Global Herstoriography Matters | an African Feminist Decolonial Perspective Through the Lens of Medicinal Cape Plant

image002

 

Global Herstoriography Matters:  an African feminist decolonial perspective through the lens of medicinal Cape plants. ‘Seeing what is not there’

Tuesday 2 June 2026, 3pm

Room 10.019

All welcome

Speaker: Professor June Bam (Centre for Education Rights and Transformation, University of Johannesburg, South Africa, AfOx Fellow 2025/6)

 

As Khoekhoegowab word in southern Africa and the Cape, Ausi means ‘older sister’; culturally known as the ‘respected’ one ‘with the knowledge’ in communities. Ausi holds invaluable intergenerational and deep-time knowledge of landscape, soil, plant anatomy, and of related cultural ecologies and ‘artefacts’. Ausi knowledge resiliently survived colonial displacement from land, and western extractive collection practices. The matrifocal medicinal plant knowledge of the Ausi troubles the predominant ‘extinction’ and ‘disconnected people and culture’ discourse in predominant male-centered and even liberal ‘women-centered’ African histories. What new insights about the southern African past and contemporary challenges with the climate change crisis could a ‘deep listening’ to ‘conversation’ with Ausi in the ‘anarchive’ (‘seeing what is not there’) provide us of an interconnected world.

  

Biography: June Bam PhD is an AfOx 2025 – 2026 Visiting Fellow.

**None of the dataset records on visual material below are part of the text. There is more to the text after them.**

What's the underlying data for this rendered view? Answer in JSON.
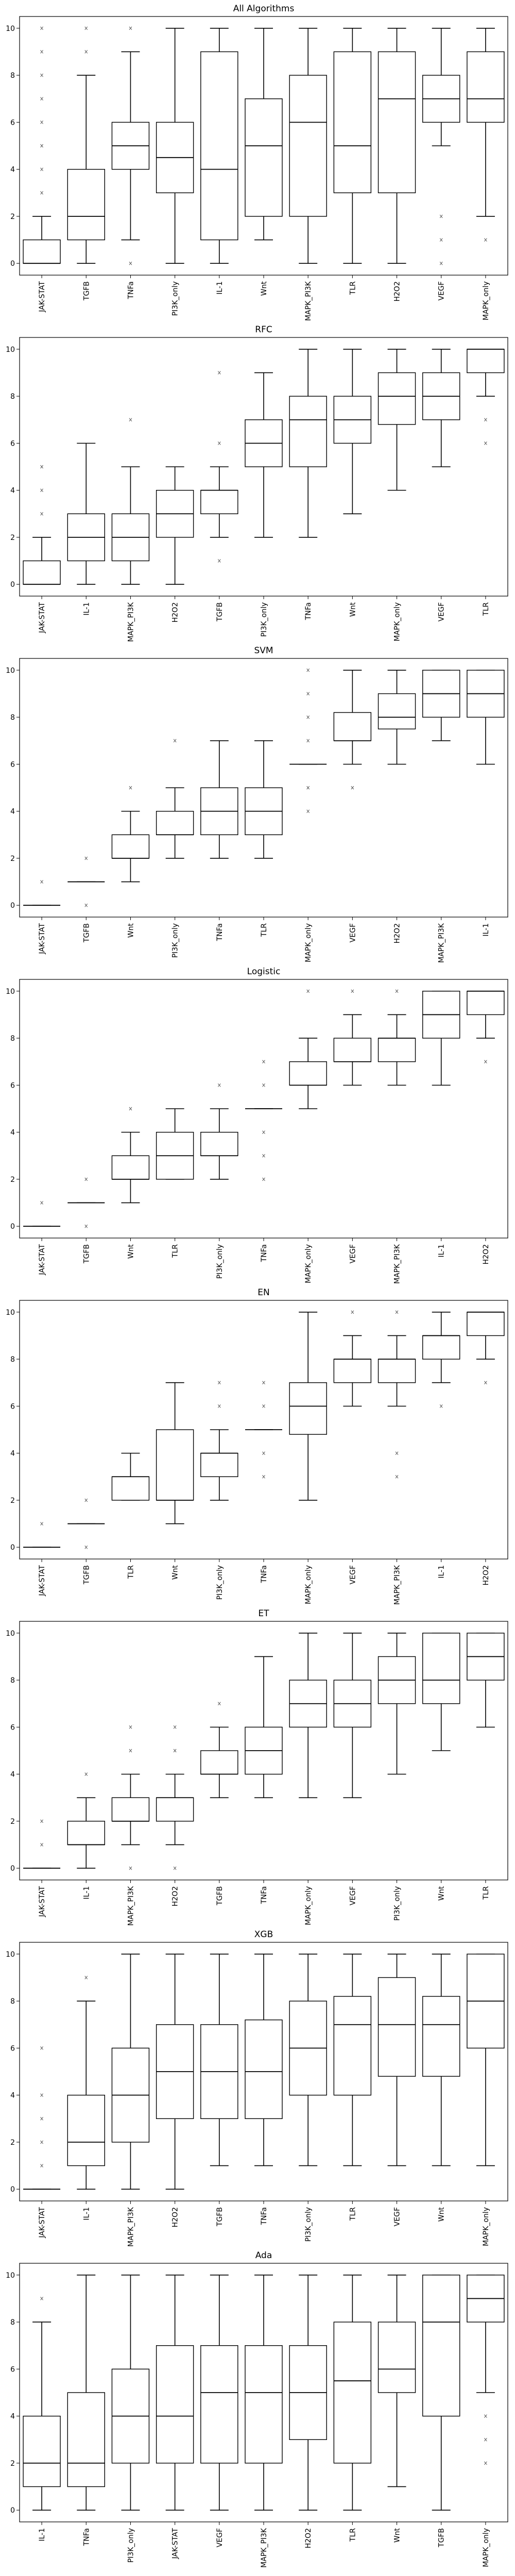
{
  "chart_data": [
    {
      "type": "box",
      "title": "All Algorithms",
      "ylim": [
        -0.5,
        10.5
      ],
      "yticks": [
        0,
        2,
        4,
        6,
        8,
        10
      ],
      "categories": [
        "JAK-STAT",
        "TGFB",
        "TNFa",
        "PI3K_only",
        "IL-1",
        "Wnt",
        "MAPK_PI3K",
        "TLR",
        "H2O2",
        "VEGF",
        "MAPK_only"
      ],
      "boxes": [
        {
          "lw": 0,
          "q1": 0,
          "med": 0,
          "q3": 1,
          "uw": 2,
          "fliers": [
            3,
            4,
            5,
            6,
            7,
            8,
            9,
            10
          ]
        },
        {
          "lw": 0,
          "q1": 1,
          "med": 2,
          "q3": 4,
          "uw": 8,
          "fliers": [
            9,
            10
          ]
        },
        {
          "lw": 1,
          "q1": 4,
          "med": 5,
          "q3": 6,
          "uw": 9,
          "fliers": [
            0,
            10
          ]
        },
        {
          "lw": 0,
          "q1": 3,
          "med": 4.5,
          "q3": 6,
          "uw": 10,
          "fliers": []
        },
        {
          "lw": 0,
          "q1": 1,
          "med": 4,
          "q3": 9,
          "uw": 10,
          "fliers": []
        },
        {
          "lw": 1,
          "q1": 2,
          "med": 5,
          "q3": 7,
          "uw": 10,
          "fliers": []
        },
        {
          "lw": 0,
          "q1": 2,
          "med": 6,
          "q3": 8,
          "uw": 10,
          "fliers": []
        },
        {
          "lw": 0,
          "q1": 3,
          "med": 5,
          "q3": 9,
          "uw": 10,
          "fliers": []
        },
        {
          "lw": 0,
          "q1": 3,
          "med": 7,
          "q3": 9,
          "uw": 10,
          "fliers": []
        },
        {
          "lw": 5,
          "q1": 6,
          "med": 7,
          "q3": 8,
          "uw": 10,
          "fliers": [
            0,
            1,
            2
          ]
        },
        {
          "lw": 2,
          "q1": 6,
          "med": 7,
          "q3": 9,
          "uw": 10,
          "fliers": [
            1
          ]
        }
      ]
    },
    {
      "type": "box",
      "title": "RFC",
      "ylim": [
        -0.5,
        10.5
      ],
      "yticks": [
        0,
        2,
        4,
        6,
        8,
        10
      ],
      "categories": [
        "JAK-STAT",
        "IL-1",
        "MAPK_PI3K",
        "H2O2",
        "TGFB",
        "PI3K_only",
        "TNFa",
        "Wnt",
        "MAPK_only",
        "VEGF",
        "TLR"
      ],
      "boxes": [
        {
          "lw": 0,
          "q1": 0,
          "med": 0,
          "q3": 1,
          "uw": 2,
          "fliers": [
            3,
            4,
            5
          ]
        },
        {
          "lw": 0,
          "q1": 1,
          "med": 2,
          "q3": 3,
          "uw": 6,
          "fliers": []
        },
        {
          "lw": 0,
          "q1": 1,
          "med": 2,
          "q3": 3,
          "uw": 5,
          "fliers": [
            7
          ]
        },
        {
          "lw": 0,
          "q1": 2,
          "med": 3,
          "q3": 4,
          "uw": 5,
          "fliers": []
        },
        {
          "lw": 2,
          "q1": 3,
          "med": 4,
          "q3": 4,
          "uw": 5,
          "fliers": [
            1,
            6,
            9
          ]
        },
        {
          "lw": 2,
          "q1": 5,
          "med": 6,
          "q3": 7,
          "uw": 9,
          "fliers": []
        },
        {
          "lw": 2,
          "q1": 5,
          "med": 7,
          "q3": 8,
          "uw": 10,
          "fliers": []
        },
        {
          "lw": 3,
          "q1": 6,
          "med": 7,
          "q3": 8,
          "uw": 10,
          "fliers": []
        },
        {
          "lw": 4,
          "q1": 6.8,
          "med": 8,
          "q3": 9,
          "uw": 10,
          "fliers": []
        },
        {
          "lw": 5,
          "q1": 7,
          "med": 8,
          "q3": 9,
          "uw": 10,
          "fliers": []
        },
        {
          "lw": 8,
          "q1": 9,
          "med": 10,
          "q3": 10,
          "uw": 10,
          "fliers": [
            6,
            7
          ]
        }
      ]
    },
    {
      "type": "box",
      "title": "SVM",
      "ylim": [
        -0.5,
        10.5
      ],
      "yticks": [
        0,
        2,
        4,
        6,
        8,
        10
      ],
      "categories": [
        "JAK-STAT",
        "TGFB",
        "Wnt",
        "PI3K_only",
        "TNFa",
        "TLR",
        "MAPK_only",
        "VEGF",
        "H2O2",
        "MAPK_PI3K",
        "IL-1"
      ],
      "boxes": [
        {
          "lw": 0,
          "q1": 0,
          "med": 0,
          "q3": 0,
          "uw": 0,
          "fliers": [
            1
          ]
        },
        {
          "lw": 1,
          "q1": 1,
          "med": 1,
          "q3": 1,
          "uw": 1,
          "fliers": [
            0,
            2
          ]
        },
        {
          "lw": 1,
          "q1": 2,
          "med": 2,
          "q3": 3,
          "uw": 4,
          "fliers": [
            5
          ]
        },
        {
          "lw": 2,
          "q1": 3,
          "med": 3,
          "q3": 4,
          "uw": 5,
          "fliers": [
            7
          ]
        },
        {
          "lw": 2,
          "q1": 3,
          "med": 4,
          "q3": 5,
          "uw": 7,
          "fliers": []
        },
        {
          "lw": 2,
          "q1": 3,
          "med": 4,
          "q3": 5,
          "uw": 7,
          "fliers": []
        },
        {
          "lw": 6,
          "q1": 6,
          "med": 6,
          "q3": 6,
          "uw": 6,
          "fliers": [
            4,
            5,
            7,
            8,
            9,
            10
          ]
        },
        {
          "lw": 6,
          "q1": 7,
          "med": 7,
          "q3": 8.2,
          "uw": 10,
          "fliers": [
            5
          ]
        },
        {
          "lw": 6,
          "q1": 7.5,
          "med": 8,
          "q3": 9,
          "uw": 10,
          "fliers": []
        },
        {
          "lw": 7,
          "q1": 8,
          "med": 9,
          "q3": 10,
          "uw": 10,
          "fliers": []
        },
        {
          "lw": 6,
          "q1": 8,
          "med": 9,
          "q3": 10,
          "uw": 10,
          "fliers": []
        }
      ]
    },
    {
      "type": "box",
      "title": "Logistic",
      "ylim": [
        -0.5,
        10.5
      ],
      "yticks": [
        0,
        2,
        4,
        6,
        8,
        10
      ],
      "categories": [
        "JAK-STAT",
        "TGFB",
        "Wnt",
        "TLR",
        "PI3K_only",
        "TNFa",
        "MAPK_only",
        "VEGF",
        "MAPK_PI3K",
        "IL-1",
        "H2O2"
      ],
      "boxes": [
        {
          "lw": 0,
          "q1": 0,
          "med": 0,
          "q3": 0,
          "uw": 0,
          "fliers": [
            1
          ]
        },
        {
          "lw": 1,
          "q1": 1,
          "med": 1,
          "q3": 1,
          "uw": 1,
          "fliers": [
            0,
            2
          ]
        },
        {
          "lw": 1,
          "q1": 2,
          "med": 2,
          "q3": 3,
          "uw": 4,
          "fliers": [
            5
          ]
        },
        {
          "lw": 2,
          "q1": 2,
          "med": 3,
          "q3": 4,
          "uw": 5,
          "fliers": []
        },
        {
          "lw": 2,
          "q1": 3,
          "med": 3,
          "q3": 4,
          "uw": 5,
          "fliers": [
            6
          ]
        },
        {
          "lw": 5,
          "q1": 5,
          "med": 5,
          "q3": 5,
          "uw": 5,
          "fliers": [
            2,
            3,
            4,
            6,
            7
          ]
        },
        {
          "lw": 5,
          "q1": 6,
          "med": 6,
          "q3": 7,
          "uw": 8,
          "fliers": [
            10
          ]
        },
        {
          "lw": 6,
          "q1": 7,
          "med": 7,
          "q3": 8,
          "uw": 9,
          "fliers": [
            10
          ]
        },
        {
          "lw": 6,
          "q1": 7,
          "med": 8,
          "q3": 8,
          "uw": 9,
          "fliers": [
            10
          ]
        },
        {
          "lw": 6,
          "q1": 8,
          "med": 9,
          "q3": 10,
          "uw": 10,
          "fliers": []
        },
        {
          "lw": 8,
          "q1": 9,
          "med": 10,
          "q3": 10,
          "uw": 10,
          "fliers": [
            7
          ]
        }
      ]
    },
    {
      "type": "box",
      "title": "EN",
      "ylim": [
        -0.5,
        10.5
      ],
      "yticks": [
        0,
        2,
        4,
        6,
        8,
        10
      ],
      "categories": [
        "JAK-STAT",
        "TGFB",
        "TLR",
        "Wnt",
        "PI3K_only",
        "TNFa",
        "MAPK_only",
        "VEGF",
        "MAPK_PI3K",
        "IL-1",
        "H2O2"
      ],
      "boxes": [
        {
          "lw": 0,
          "q1": 0,
          "med": 0,
          "q3": 0,
          "uw": 0,
          "fliers": [
            1
          ]
        },
        {
          "lw": 1,
          "q1": 1,
          "med": 1,
          "q3": 1,
          "uw": 1,
          "fliers": [
            0,
            2
          ]
        },
        {
          "lw": 2,
          "q1": 2,
          "med": 3,
          "q3": 3,
          "uw": 4,
          "fliers": []
        },
        {
          "lw": 1,
          "q1": 2,
          "med": 2,
          "q3": 5,
          "uw": 7,
          "fliers": []
        },
        {
          "lw": 2,
          "q1": 3,
          "med": 4,
          "q3": 4,
          "uw": 5,
          "fliers": [
            6,
            7
          ]
        },
        {
          "lw": 5,
          "q1": 5,
          "med": 5,
          "q3": 5,
          "uw": 5,
          "fliers": [
            3,
            4,
            6,
            7
          ]
        },
        {
          "lw": 2,
          "q1": 4.8,
          "med": 6,
          "q3": 7,
          "uw": 10,
          "fliers": []
        },
        {
          "lw": 6,
          "q1": 7,
          "med": 8,
          "q3": 8,
          "uw": 9,
          "fliers": [
            10
          ]
        },
        {
          "lw": 6,
          "q1": 7,
          "med": 8,
          "q3": 8,
          "uw": 9,
          "fliers": [
            3,
            4,
            10
          ]
        },
        {
          "lw": 7,
          "q1": 8,
          "med": 9,
          "q3": 9,
          "uw": 10,
          "fliers": [
            6
          ]
        },
        {
          "lw": 8,
          "q1": 9,
          "med": 10,
          "q3": 10,
          "uw": 10,
          "fliers": [
            7
          ]
        }
      ]
    },
    {
      "type": "box",
      "title": "ET",
      "ylim": [
        -0.5,
        10.5
      ],
      "yticks": [
        0,
        2,
        4,
        6,
        8,
        10
      ],
      "categories": [
        "JAK-STAT",
        "IL-1",
        "MAPK_PI3K",
        "H2O2",
        "TGFB",
        "TNFa",
        "MAPK_only",
        "VEGF",
        "PI3K_only",
        "Wnt",
        "TLR"
      ],
      "boxes": [
        {
          "lw": 0,
          "q1": 0,
          "med": 0,
          "q3": 0,
          "uw": 0,
          "fliers": [
            1,
            2
          ]
        },
        {
          "lw": 0,
          "q1": 1,
          "med": 1,
          "q3": 2,
          "uw": 3,
          "fliers": [
            4
          ]
        },
        {
          "lw": 1,
          "q1": 2,
          "med": 2,
          "q3": 3,
          "uw": 4,
          "fliers": [
            0,
            5,
            6
          ]
        },
        {
          "lw": 1,
          "q1": 2,
          "med": 3,
          "q3": 3,
          "uw": 4,
          "fliers": [
            0,
            5,
            6
          ]
        },
        {
          "lw": 3,
          "q1": 4,
          "med": 4,
          "q3": 5,
          "uw": 6,
          "fliers": [
            7
          ]
        },
        {
          "lw": 3,
          "q1": 4,
          "med": 5,
          "q3": 6,
          "uw": 9,
          "fliers": []
        },
        {
          "lw": 3,
          "q1": 6,
          "med": 7,
          "q3": 8,
          "uw": 10,
          "fliers": []
        },
        {
          "lw": 3,
          "q1": 6,
          "med": 7,
          "q3": 8,
          "uw": 10,
          "fliers": []
        },
        {
          "lw": 4,
          "q1": 7,
          "med": 8,
          "q3": 9,
          "uw": 10,
          "fliers": []
        },
        {
          "lw": 5,
          "q1": 7,
          "med": 8,
          "q3": 10,
          "uw": 10,
          "fliers": []
        },
        {
          "lw": 6,
          "q1": 8,
          "med": 9,
          "q3": 10,
          "uw": 10,
          "fliers": []
        }
      ]
    },
    {
      "type": "box",
      "title": "XGB",
      "ylim": [
        -0.5,
        10.5
      ],
      "yticks": [
        0,
        2,
        4,
        6,
        8,
        10
      ],
      "categories": [
        "JAK-STAT",
        "IL-1",
        "MAPK_PI3K",
        "H2O2",
        "TGFB",
        "TNFa",
        "PI3K_only",
        "TLR",
        "VEGF",
        "Wnt",
        "MAPK_only"
      ],
      "boxes": [
        {
          "lw": 0,
          "q1": 0,
          "med": 0,
          "q3": 0,
          "uw": 0,
          "fliers": [
            1,
            2,
            3,
            4,
            6
          ]
        },
        {
          "lw": 0,
          "q1": 1,
          "med": 2,
          "q3": 4,
          "uw": 8,
          "fliers": [
            9
          ]
        },
        {
          "lw": 0,
          "q1": 2,
          "med": 4,
          "q3": 6,
          "uw": 10,
          "fliers": []
        },
        {
          "lw": 0,
          "q1": 3,
          "med": 5,
          "q3": 7,
          "uw": 10,
          "fliers": []
        },
        {
          "lw": 1,
          "q1": 3,
          "med": 5,
          "q3": 7,
          "uw": 10,
          "fliers": []
        },
        {
          "lw": 1,
          "q1": 3,
          "med": 5,
          "q3": 7.2,
          "uw": 10,
          "fliers": []
        },
        {
          "lw": 1,
          "q1": 4,
          "med": 6,
          "q3": 8,
          "uw": 10,
          "fliers": []
        },
        {
          "lw": 1,
          "q1": 4,
          "med": 7,
          "q3": 8.2,
          "uw": 10,
          "fliers": []
        },
        {
          "lw": 1,
          "q1": 4.8,
          "med": 7,
          "q3": 9,
          "uw": 10,
          "fliers": []
        },
        {
          "lw": 1,
          "q1": 4.8,
          "med": 7,
          "q3": 8.2,
          "uw": 10,
          "fliers": []
        },
        {
          "lw": 1,
          "q1": 6,
          "med": 8,
          "q3": 10,
          "uw": 10,
          "fliers": []
        }
      ]
    },
    {
      "type": "box",
      "title": "Ada",
      "ylim": [
        -0.5,
        10.5
      ],
      "yticks": [
        0,
        2,
        4,
        6,
        8,
        10
      ],
      "categories": [
        "IL-1",
        "TNFa",
        "PI3K_only",
        "JAK-STAT",
        "VEGF",
        "MAPK_PI3K",
        "H2O2",
        "TLR",
        "Wnt",
        "TGFB",
        "MAPK_only"
      ],
      "boxes": [
        {
          "lw": 0,
          "q1": 1,
          "med": 2,
          "q3": 4,
          "uw": 8,
          "fliers": [
            9
          ]
        },
        {
          "lw": 0,
          "q1": 1,
          "med": 2,
          "q3": 5,
          "uw": 10,
          "fliers": []
        },
        {
          "lw": 0,
          "q1": 2,
          "med": 4,
          "q3": 6,
          "uw": 10,
          "fliers": []
        },
        {
          "lw": 0,
          "q1": 2,
          "med": 4,
          "q3": 7,
          "uw": 10,
          "fliers": []
        },
        {
          "lw": 0,
          "q1": 2,
          "med": 5,
          "q3": 7,
          "uw": 10,
          "fliers": []
        },
        {
          "lw": 0,
          "q1": 2,
          "med": 5,
          "q3": 7,
          "uw": 10,
          "fliers": []
        },
        {
          "lw": 0,
          "q1": 3,
          "med": 5,
          "q3": 7,
          "uw": 10,
          "fliers": []
        },
        {
          "lw": 0,
          "q1": 2,
          "med": 5.5,
          "q3": 8,
          "uw": 10,
          "fliers": []
        },
        {
          "lw": 1,
          "q1": 5,
          "med": 6,
          "q3": 8,
          "uw": 10,
          "fliers": []
        },
        {
          "lw": 0,
          "q1": 4,
          "med": 8,
          "q3": 10,
          "uw": 10,
          "fliers": []
        },
        {
          "lw": 5,
          "q1": 8,
          "med": 9,
          "q3": 10,
          "uw": 10,
          "fliers": [
            2,
            3,
            4
          ]
        }
      ]
    }
  ]
}
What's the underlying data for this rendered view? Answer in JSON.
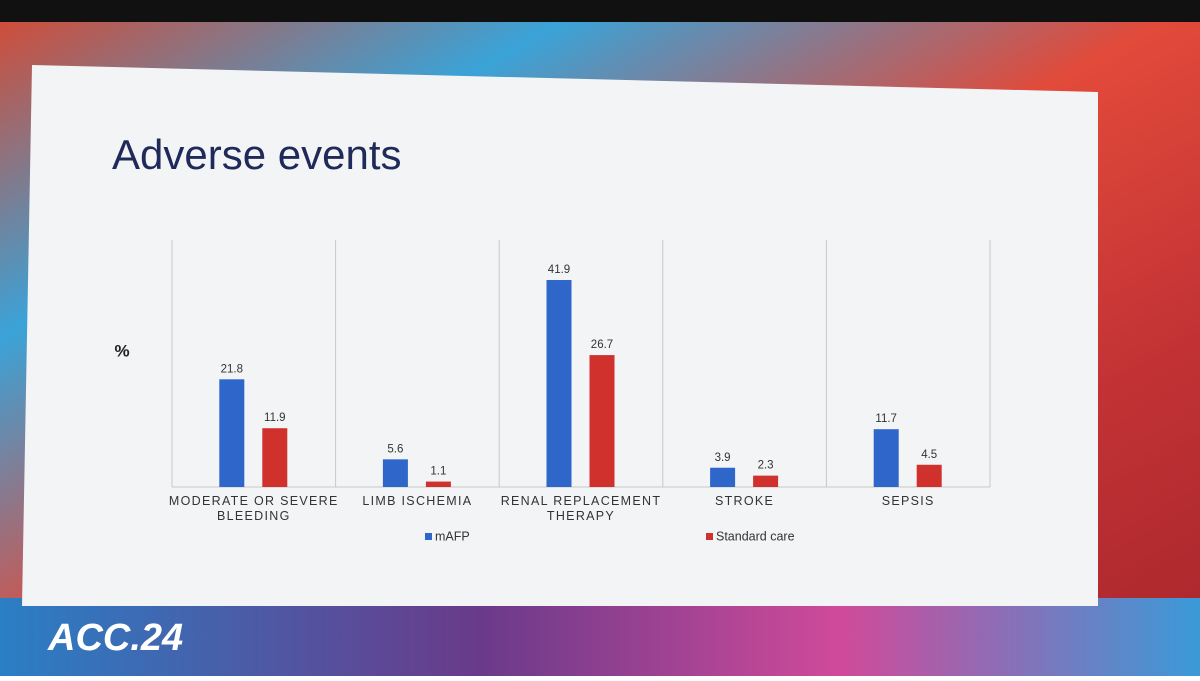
{
  "event_logo": "ACC.24",
  "chart_data": {
    "type": "bar",
    "title": "Adverse events",
    "y_label": "%",
    "categories": [
      "MODERATE OR SEVERE BLEEDING",
      "LIMB ISCHEMIA",
      "RENAL REPLACEMENT THERAPY",
      "STROKE",
      "SEPSIS"
    ],
    "series": [
      {
        "name": "mAFP",
        "color": "#2f66c9",
        "values": [
          21.8,
          5.6,
          41.9,
          3.9,
          11.7
        ]
      },
      {
        "name": "Standard care",
        "color": "#d0312d",
        "values": [
          11.9,
          1.1,
          26.7,
          2.3,
          4.5
        ]
      }
    ],
    "ylim": [
      0,
      50
    ],
    "grid": false
  }
}
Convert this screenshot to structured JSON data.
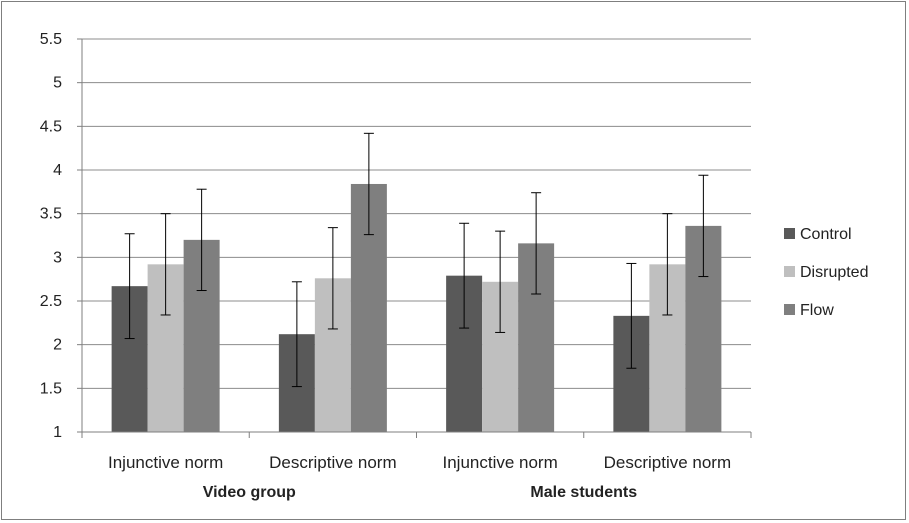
{
  "chart_data": {
    "type": "bar",
    "title": "",
    "xlabel": "",
    "ylabel": "",
    "ylim": [
      1,
      5.5
    ],
    "yticks": [
      "1",
      "1.5",
      "2",
      "2.5",
      "3",
      "3.5",
      "4",
      "4.5",
      "5",
      "5.5"
    ],
    "grid": true,
    "legend_position": "right",
    "groups": [
      {
        "name": "Video group",
        "categories": [
          "Injunctive norm",
          "Descriptive norm"
        ]
      },
      {
        "name": "Male students",
        "categories": [
          "Injunctive norm",
          "Descriptive norm"
        ]
      }
    ],
    "categories": [
      "Injunctive norm",
      "Descriptive norm",
      "Injunctive norm",
      "Descriptive norm"
    ],
    "series": [
      {
        "name": "Control",
        "color": "#595959",
        "values": [
          2.67,
          2.12,
          2.79,
          2.33
        ],
        "error": [
          0.6,
          0.6,
          0.6,
          0.6
        ]
      },
      {
        "name": "Disrupted",
        "color": "#bfbfbf",
        "values": [
          2.92,
          2.76,
          2.72,
          2.92
        ],
        "error": [
          0.58,
          0.58,
          0.58,
          0.58
        ]
      },
      {
        "name": "Flow",
        "color": "#7f7f7f",
        "values": [
          3.2,
          3.84,
          3.16,
          3.36
        ],
        "error": [
          0.58,
          0.58,
          0.58,
          0.58
        ]
      }
    ]
  }
}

A Professor in the Faculty of Education and Director of the Centre for Education Rights and Transformation (CERT) at the University of Johannesburg, she has worked for many years in interdisciplinary research. She is the author of the award-winning monograph Ausi Told Me: Why Cape Herstoriographies Matter, Jacana (2021). June grew up under Apartheid on the Cape Flats in South Africa, has led on several national heritage and history transformation projects in post-Apartheid South Africa. Previously appointed (amongst others) for a number of years as Research Associate at the Institute for the Public Understanding of the Past at University of York, she was also appointed Associate Professor in African Feminist Studies at the University of Cape Town. She has also led on various institutional and curriculum transformation programmes in school and higher education in South Africa. June has lectured at universities globally and has been principal investigator on international research projects within her field.